Unfortunately, the "lower" parts of the cases
data structures are not tied to the original file query through a direct relationship. In other words, the relationship is between file and case ONLY. All the additional case data does not have any key relationship back to file, so you'll get lots of "case" stuff that is unrelated to, in this case, HTSeq-counts. Any portions attached to the case are just that and the data model for a portion does not require it to have any associated analyses, etc. Hope that helps, but feel free to reopen if I didn't get to everything here.
Thanks @seandavi, though for some reason I cannot reopen the issue. The OP feature request still holds?
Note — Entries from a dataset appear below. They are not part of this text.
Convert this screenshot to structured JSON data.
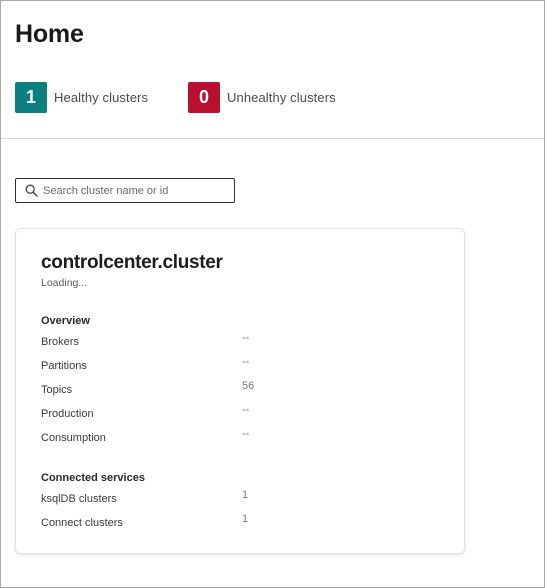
{
  "page": {
    "title": "Home"
  },
  "stats": {
    "healthy": {
      "count": "1",
      "label": "Healthy clusters",
      "color": "#0c7f80"
    },
    "unhealthy": {
      "count": "0",
      "label": "Unhealthy clusters",
      "color": "#b8102f"
    }
  },
  "search": {
    "placeholder": "Search cluster name or id",
    "value": "",
    "icon": "search-icon"
  },
  "cluster": {
    "name": "controlcenter.cluster",
    "status": "Loading...",
    "overview": {
      "heading": "Overview",
      "items": [
        {
          "label": "Brokers",
          "value": "--"
        },
        {
          "label": "Partitions",
          "value": "--"
        },
        {
          "label": "Topics",
          "value": "56"
        },
        {
          "label": "Production",
          "value": "--"
        },
        {
          "label": "Consumption",
          "value": "--"
        }
      ]
    },
    "connected_services": {
      "heading": "Connected services",
      "items": [
        {
          "label": "ksqlDB clusters",
          "value": "1"
        },
        {
          "label": "Connect clusters",
          "value": "1"
        }
      ]
    }
  }
}
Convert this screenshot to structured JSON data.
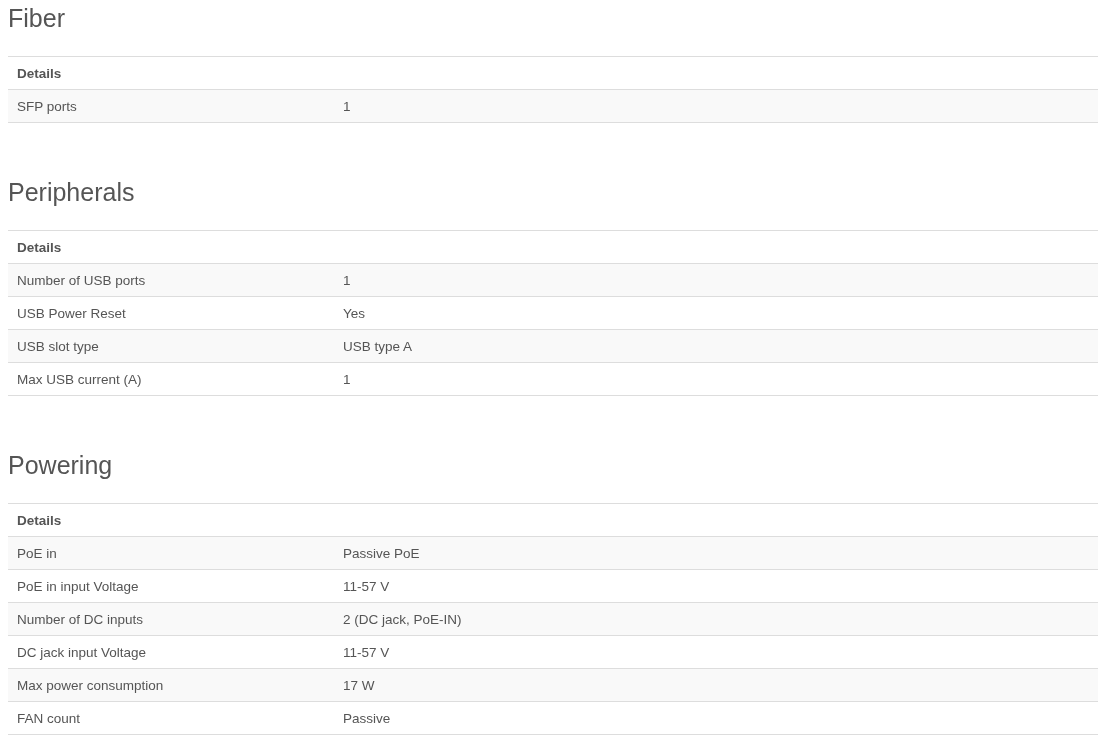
{
  "sections": [
    {
      "title": "Fiber",
      "header": "Details",
      "rows": [
        {
          "label": "SFP ports",
          "value": "1"
        }
      ]
    },
    {
      "title": "Peripherals",
      "header": "Details",
      "rows": [
        {
          "label": "Number of USB ports",
          "value": "1"
        },
        {
          "label": "USB Power Reset",
          "value": "Yes"
        },
        {
          "label": "USB slot type",
          "value": "USB type A"
        },
        {
          "label": "Max USB current (A)",
          "value": "1"
        }
      ]
    },
    {
      "title": "Powering",
      "header": "Details",
      "rows": [
        {
          "label": "PoE in",
          "value": "Passive PoE"
        },
        {
          "label": "PoE in input Voltage",
          "value": "11-57 V"
        },
        {
          "label": "Number of DC inputs",
          "value": "2 (DC jack, PoE-IN)"
        },
        {
          "label": "DC jack input Voltage",
          "value": "11-57 V"
        },
        {
          "label": "Max power consumption",
          "value": "17 W"
        },
        {
          "label": "FAN count",
          "value": "Passive"
        }
      ]
    }
  ]
}
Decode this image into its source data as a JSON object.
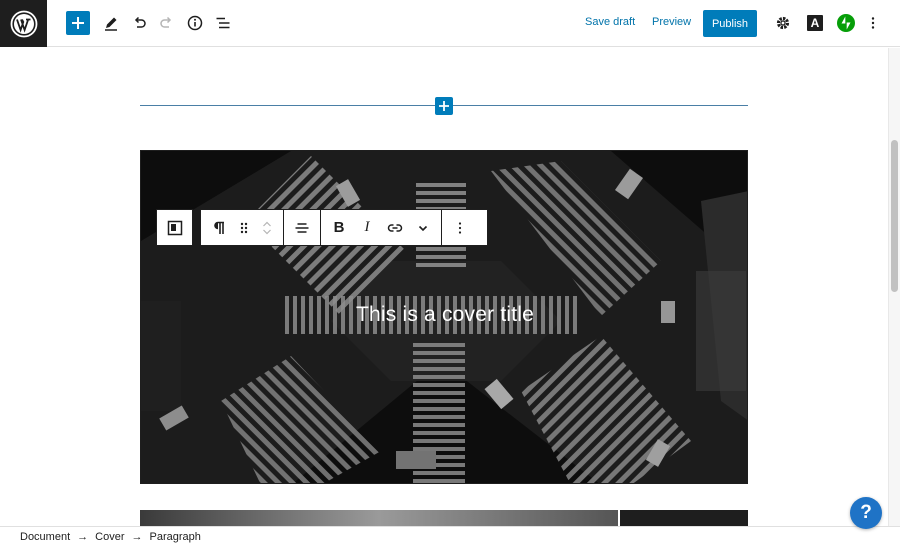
{
  "toolbar": {
    "save_draft": "Save draft",
    "preview": "Preview",
    "publish": "Publish",
    "avatar_letter": "A"
  },
  "cover": {
    "title": "This is a cover title"
  },
  "block_toolbar": {
    "bold": "B",
    "italic": "I"
  },
  "breadcrumb": [
    "Document",
    "Cover",
    "Paragraph"
  ],
  "help": {
    "label": "?"
  },
  "colors": {
    "accent": "#007cba",
    "dark": "#1e1e1e",
    "jetpack": "#069e08",
    "help": "#1f73c6"
  }
}
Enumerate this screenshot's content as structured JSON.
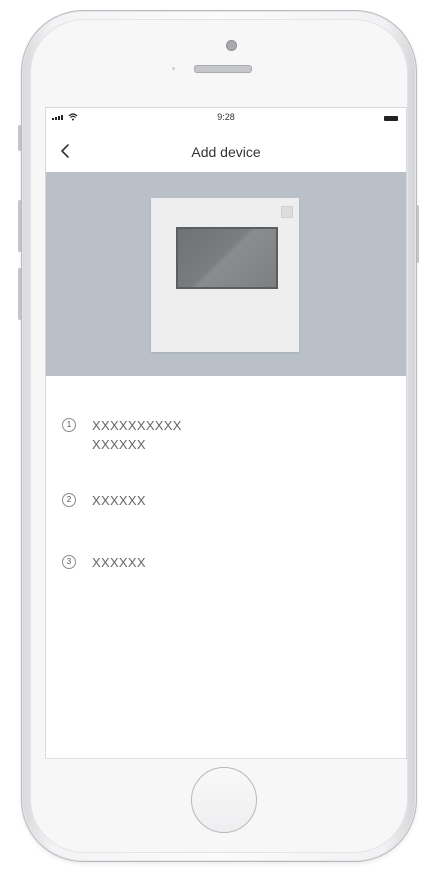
{
  "status_bar": {
    "time": "9:28"
  },
  "nav": {
    "title": "Add device",
    "back_icon": "chevron-left-icon"
  },
  "banner": {
    "background_color": "#b9c0c8",
    "device_icon": "thermostat-panel-icon"
  },
  "steps": [
    {
      "number": "1",
      "line1": "XXXXXXXXXX",
      "line2": "XXXXXX"
    },
    {
      "number": "2",
      "line1": "XXXXXX"
    },
    {
      "number": "3",
      "line1": "XXXXXX"
    }
  ],
  "icons": {
    "signal": "signal-icon",
    "wifi": "wifi-icon",
    "battery": "battery-icon",
    "home": "home-button"
  }
}
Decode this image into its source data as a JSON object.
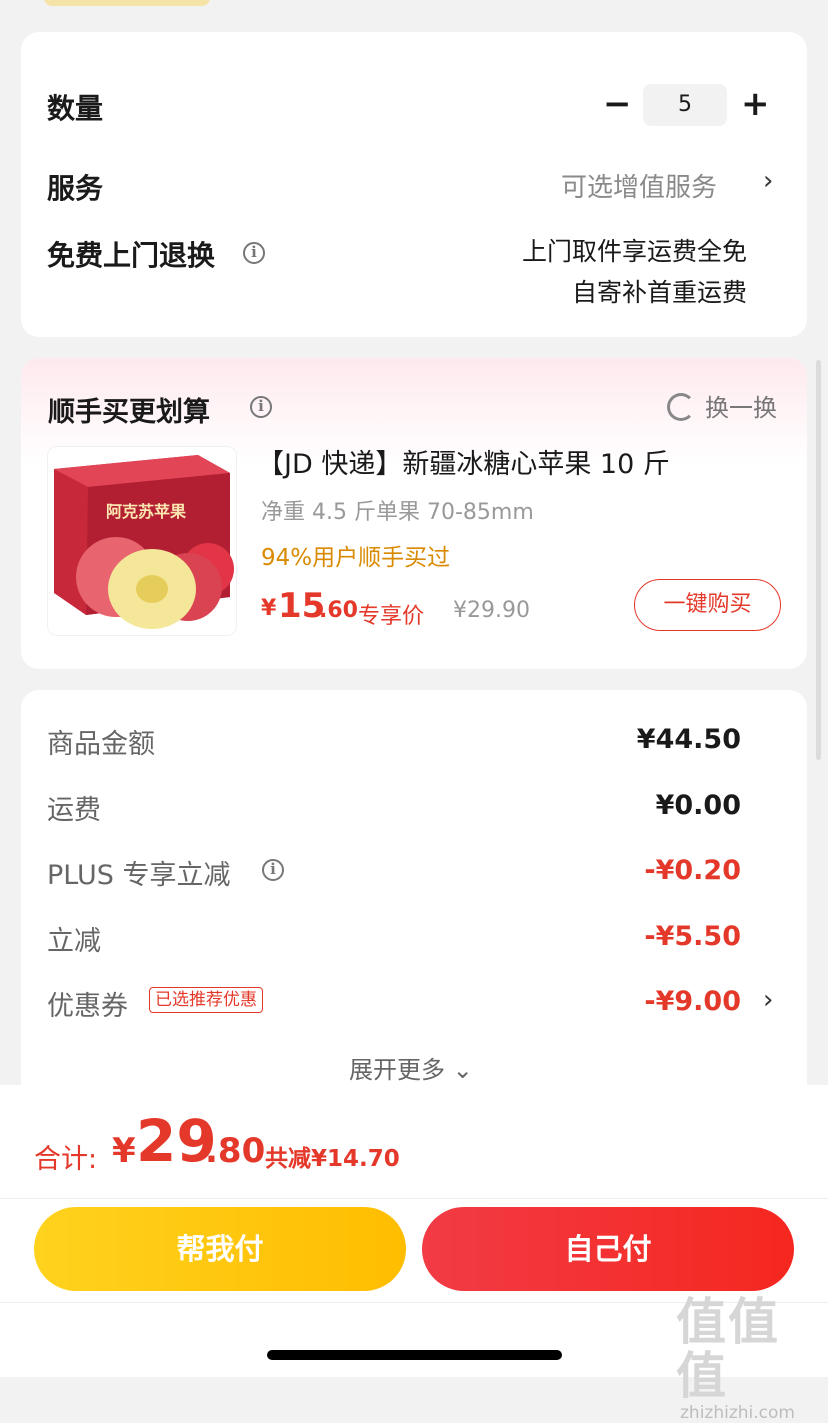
{
  "quantity": {
    "label": "数量",
    "minus": "−",
    "value": "5",
    "plus": "+"
  },
  "service": {
    "label": "服务",
    "value": "可选增值服务",
    "chevron": "›"
  },
  "return_service": {
    "label": "免费上门退换",
    "info": "i",
    "line1": "上门取件享运费全免",
    "line2": "自寄补首重运费"
  },
  "addon": {
    "title": "顺手买更划算",
    "info": "i",
    "swap_label": "换一换",
    "product": {
      "title": "【JD 快递】新疆冰糖心苹果 10 斤",
      "spec": "净重 4.5 斤单果 70-85mm",
      "tag": "94%用户顺手买过",
      "price_symbol": "¥",
      "price_int": "15",
      "price_dec": ".60",
      "price_label": "专享价",
      "original_price": "¥29.90",
      "buy_label": "一键购买",
      "image_text": "阿克苏苹果"
    }
  },
  "fees": {
    "goods_label": "商品金额",
    "goods_value": "¥44.50",
    "shipping_label": "运费",
    "shipping_value": "¥0.00",
    "plus_label": "PLUS 专享立减",
    "plus_value": "-¥0.20",
    "discount_label": "立减",
    "discount_value": "-¥5.50",
    "coupon_label": "优惠券",
    "coupon_tag": "已选推荐优惠",
    "coupon_value": "-¥9.00",
    "expand_label": "展开更多 ⌄"
  },
  "total": {
    "label": "合计:",
    "symbol": "¥",
    "int": "29",
    "dec": ".80",
    "saving": "共减¥14.70"
  },
  "buttons": {
    "help_pay": "帮我付",
    "self_pay": "自己付"
  },
  "watermark": {
    "chars": "值值值",
    "url": "zhizhizhi.com"
  },
  "colors": {
    "accent_red": "#e4392a",
    "tag_orange": "#d98a00",
    "help_yellow": "#ffc813"
  },
  "icons": [
    "info-icon",
    "chevron-right-icon",
    "refresh-icon",
    "minus-icon",
    "plus-icon",
    "chevron-down-icon"
  ]
}
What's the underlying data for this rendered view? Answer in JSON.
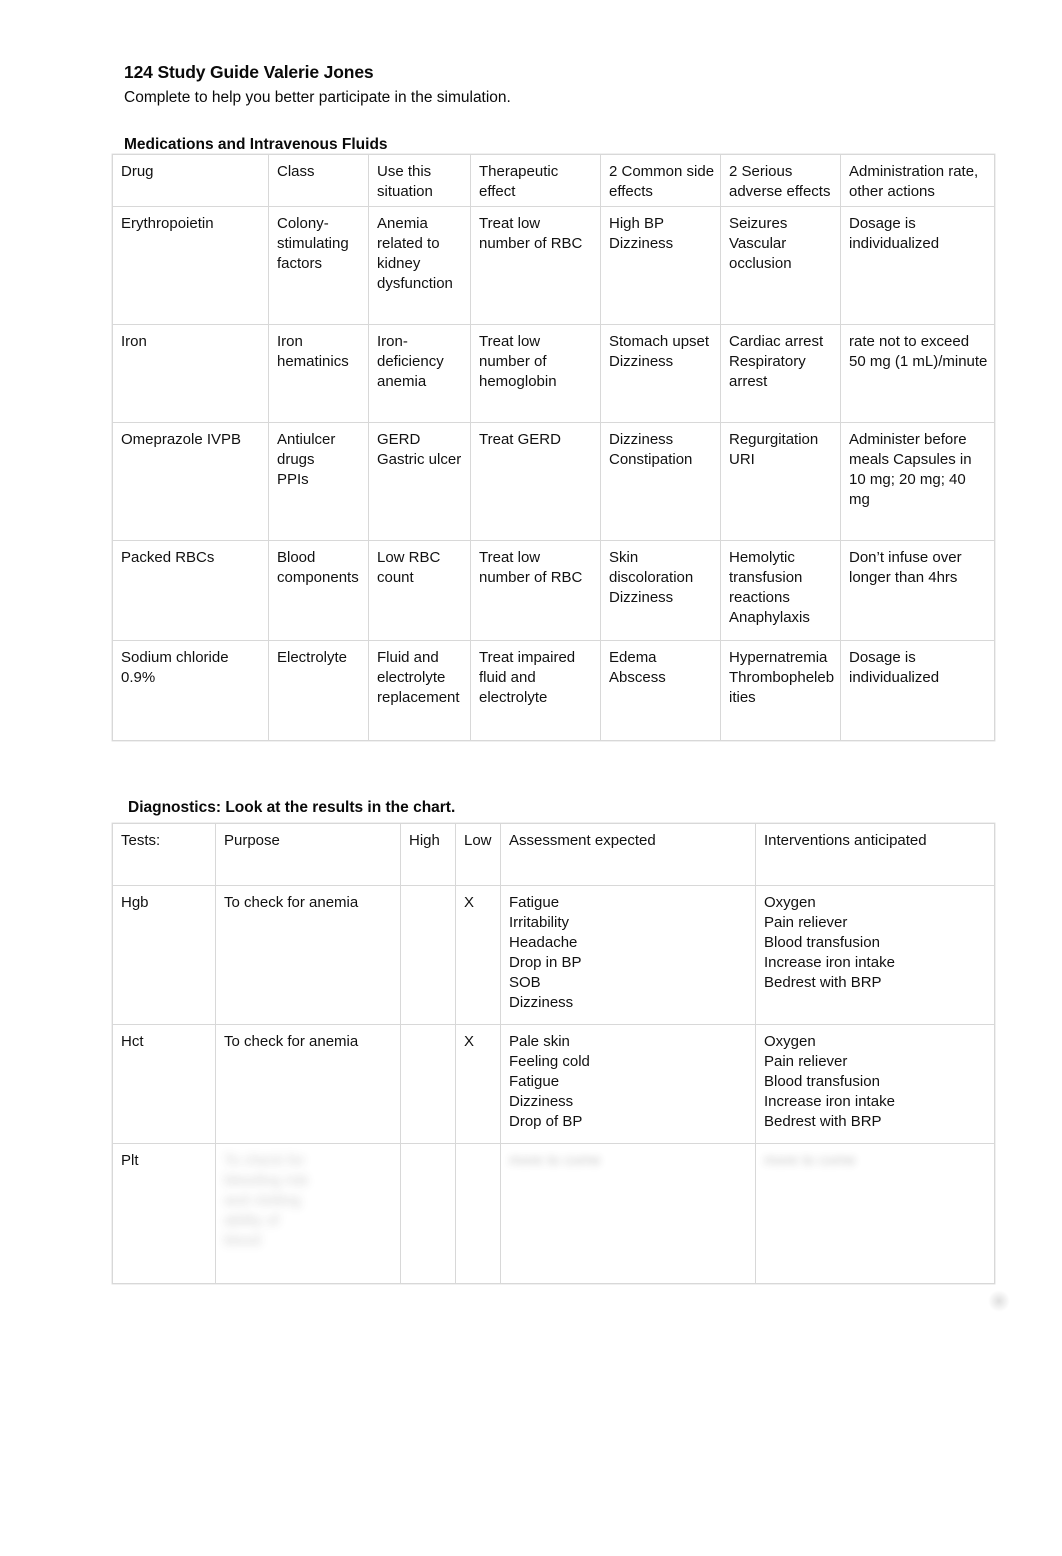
{
  "document": {
    "title": "124 Study Guide Valerie Jones",
    "subtitle": "Complete to help you better participate in the simulation."
  },
  "medications_section": {
    "heading": "Medications and Intravenous Fluids",
    "columns": [
      "Drug",
      "Class",
      "Use this situation",
      "Therapeutic effect",
      "2 Common side effects",
      "2 Serious adverse effects",
      "Administration rate, other actions"
    ],
    "rows": [
      {
        "drug": "Erythropoietin",
        "class": "Colony-stimulating factors",
        "use": "Anemia related to kidney dysfunction",
        "effect": "Treat low number of RBC",
        "common_side_effects": "High BP\nDizziness",
        "serious_adverse_effects": "Seizures\nVascular occlusion",
        "administration": "Dosage is individualized"
      },
      {
        "drug": "Iron",
        "class": "Iron hematinics",
        "use": "Iron-deficiency anemia",
        "effect": "Treat low number of hemoglobin",
        "common_side_effects": "Stomach upset\nDizziness",
        "serious_adverse_effects": "Cardiac arrest\nRespiratory arrest",
        "administration": "rate not to exceed 50 mg (1 mL)/minute"
      },
      {
        "drug": "Omeprazole IVPB",
        "class": "Antiulcer drugs\nPPIs",
        "use": "GERD\nGastric ulcer",
        "effect": "Treat GERD",
        "common_side_effects": "Dizziness\nConstipation",
        "serious_adverse_effects": "Regurgitation\nURI",
        "administration": "Administer before meals Capsules in 10 mg; 20 mg; 40 mg"
      },
      {
        "drug": "Packed RBCs",
        "class": "Blood components",
        "use": "Low RBC count",
        "effect": "Treat low number of RBC",
        "common_side_effects": "Skin discoloration\nDizziness",
        "serious_adverse_effects": "Hemolytic transfusion reactions\nAnaphylaxis",
        "administration": "Don’t infuse over longer than 4hrs"
      },
      {
        "drug": "Sodium chloride 0.9%",
        "class": "Electrolyte",
        "use": "Fluid and electrolyte replacement",
        "effect": "Treat impaired fluid and electrolyte",
        "common_side_effects": "Edema\nAbscess",
        "serious_adverse_effects": "Hypernatremia\nThrombophelebities",
        "administration": "Dosage is individualized"
      }
    ]
  },
  "diagnostics_section": {
    "heading": "Diagnostics:  Look at the results in the chart.",
    "columns": [
      "Tests:",
      "Purpose",
      "High",
      "Low",
      "Assessment expected",
      "Interventions anticipated"
    ],
    "rows": [
      {
        "test": "Hgb",
        "purpose": "To check for anemia",
        "high": "",
        "low": "X",
        "assessment": "Fatigue\nIrritability\nHeadache\nDrop in BP\nSOB\nDizziness",
        "interventions": "Oxygen\nPain reliever\nBlood transfusion\nIncrease iron intake\nBedrest with BRP"
      },
      {
        "test": "Hct",
        "purpose": "To check for anemia",
        "high": "",
        "low": "X",
        "assessment": "Pale skin\nFeeling cold\nFatigue\nDizziness\nDrop of BP",
        "interventions": "Oxygen\nPain reliever\nBlood transfusion\nIncrease iron intake\nBedrest with BRP"
      },
      {
        "test": "Plt",
        "purpose": "",
        "high": "",
        "low": "",
        "assessment": "",
        "interventions": "",
        "illegible": true
      }
    ]
  }
}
What is the filter
syntax from IS MISSING
and NOT MISSING
operators in GDC query language? https://docs.gdc.cancer.gov/Data_Portal/Users_Guide/Advanced_Search/#is-missing-operator
If my previous response is a valid feature request please re-open the issue, though if not and I'm "missing" something (pun intended!) pls tell me
Hi Leandro, @hermidalc Thanks for the request. I've created PR #96 for review. Feel free to test out the "missing" branch. Best, Marcel
This should be implemented in #96
Sorry if I missed it in the docs or somewhere, but what is the
filter
syntax for GQL "missing" and "not missing"?